STOWE, VT. — Drug-aggravated dermatologic diseases are far more elusive and less common than cutaneous drug reactions, said Dr. Peter W. Heald at a dermatology conference sponsored by the University of Vermont.
To help unmask some of the dermatologic impostors, Dr. Heald, professor of dermatology at Yale University, New Haven, Conn., presented a series of clinical cases from his own practice along with management pearls gleaned from personal experience and recent literature.
Interferon-Induced Cytokine Psoriasis
Cytokine psoriasis—a subset of psoriasis with a unique clinical appearance and therapy profile—started appearing with some frequency around 1990, not coincidentally around the time treatment with interferon for hepatitis C became more common, Dr. Heald said. “Over the past decade, we've started seeing tons of patients who are 1–2 months into interferon therapy coming in with psoriasis that's just gone crazy. They have acute, irritated, oozing lesions, sometimes with pruritus and often associated with palmar lesions and acral dermatitis,” he said. Of interest, the psoriatic lesions are not local to the interferon injection sites, but rather are all over the body and, if the patient has or is prone to psoriatic arthritis, that will be induced or aggravated as well.

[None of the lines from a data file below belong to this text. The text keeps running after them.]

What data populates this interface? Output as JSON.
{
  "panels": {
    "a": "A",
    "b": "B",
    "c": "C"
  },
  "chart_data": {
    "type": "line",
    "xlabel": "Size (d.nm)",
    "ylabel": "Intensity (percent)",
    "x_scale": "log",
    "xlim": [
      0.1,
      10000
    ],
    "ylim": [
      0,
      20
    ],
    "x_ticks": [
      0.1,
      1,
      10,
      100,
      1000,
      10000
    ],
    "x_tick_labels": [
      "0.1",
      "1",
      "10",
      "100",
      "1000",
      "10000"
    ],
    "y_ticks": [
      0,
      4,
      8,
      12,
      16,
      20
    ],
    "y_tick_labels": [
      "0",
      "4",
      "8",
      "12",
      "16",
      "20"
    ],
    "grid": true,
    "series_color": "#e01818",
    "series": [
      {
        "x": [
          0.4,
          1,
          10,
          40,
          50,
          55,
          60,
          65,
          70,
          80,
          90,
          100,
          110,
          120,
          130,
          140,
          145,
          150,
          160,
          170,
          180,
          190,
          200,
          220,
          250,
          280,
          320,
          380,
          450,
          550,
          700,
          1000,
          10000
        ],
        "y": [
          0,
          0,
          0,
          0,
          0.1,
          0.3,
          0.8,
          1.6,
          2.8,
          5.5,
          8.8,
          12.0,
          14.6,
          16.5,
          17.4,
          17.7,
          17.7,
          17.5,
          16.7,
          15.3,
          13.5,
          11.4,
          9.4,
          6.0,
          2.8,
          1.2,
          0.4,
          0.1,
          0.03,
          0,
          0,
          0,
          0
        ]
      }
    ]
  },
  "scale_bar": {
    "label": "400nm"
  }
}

Although the exact underlying mechanism for this is not fully understood, psoriasis is thought to be an immune-mediated disease with a cytokine profile predominantly of the T helper cell, type 1 (TH1) subset. Presumably, interferon-α triggers psoriasis by activating dendritic cells and T cells involved in the pathogenesis of the condition, according to Dr. Heald. “I'm not a big believer in interferon inducing new cases;” it is more likely that interferon causes problems in people who are prone to psoriasis or who have a mild case, he said. “If you've got a condition where you've already got a TH1-mediated process going on in the skin, and you feed that interferon, it's going to cause problems.”
The plan for managing this type of psoriasis is to treat the patients while they are completing their course of interferon therapy. “The usual regimen is etanercept—I start them on 50 mg twice a week—with or without prednisone for rapid onset of relief,” Dr. Heald said. “In my experience, the response to etanercept for this type of psoriasis is even better than [it is for] regular psoriasis.” At the end of the interferon course, patients can be safely tapered off of the etanercept, he said.
An important consideration in the management of these patients, said Dr. Heald, is to involve the treating physician in the decision process. “Let them know that you are going to start treatment and that you're comfortable using the anti-tumor necrosis factor therapy.”
Lithium Psoriasis
“It's not an unusual scenario to see someone on lithium for bipolar disorder getting worsening psoriasis that persists even after 2 months of methotrexate,” Dr. Heald said. “Clinically, it's quite similar to interferon-exacerbated psoriasis in that it is tough and doesn't melt away quickly with standard treatments.”
While the mechanism for this condition is also not well understood, it is suspected that lithium influences the proinflammatory cytokines in the “psoriatic cytokine network,” according to Dr. Heald. As with hepatitis C patients receiving interferon, treating psoriasis in patients on lithium requires treating through the condition with methotrexate or a biologic drug.
A unique management difficulty has to do with the nature of the patient population. “You have to be particularly careful because many of these bipolar patients may be prone to suicide,” said Dr. Heald. “If the bipolar patient is at risk for noncompliance or at times has gone out of control, you should be in a situation where you're controlling the modality—whether by having a nurse give [the patient] the methotrexate or biologic agent or by bringing the patient in for infliximab infusions.”
ACE Inhibitor Psoriasis
Many individuals with psoriasis take angiotensin-converting enzyme (ACE) inhibitors without incident. In a small subset of patients, however, the antihypertensive medication has been linked to the induction or exacerbation of psoriasis. At one point, ACE inhibitors were associated with an increase in skin kinin levels, but a recent study suggests that the presence in some patients' families of an ACE insertion allele may confer susceptibility to the development of psoriasis and may be the precursor to ACE inhibitor psoriasis exacerbation (Br. J. Dermatol. 2004;151:792–5).
A typical patient with this condition “is someone whose psoriasis has been stable but becomes more widespread and pruritic within 6 months of initiation [of] ACE inhibitor treatment,” according to Dr. Heald. “Often there will also be small, thin lesions in places where the patient hadn't had them before.”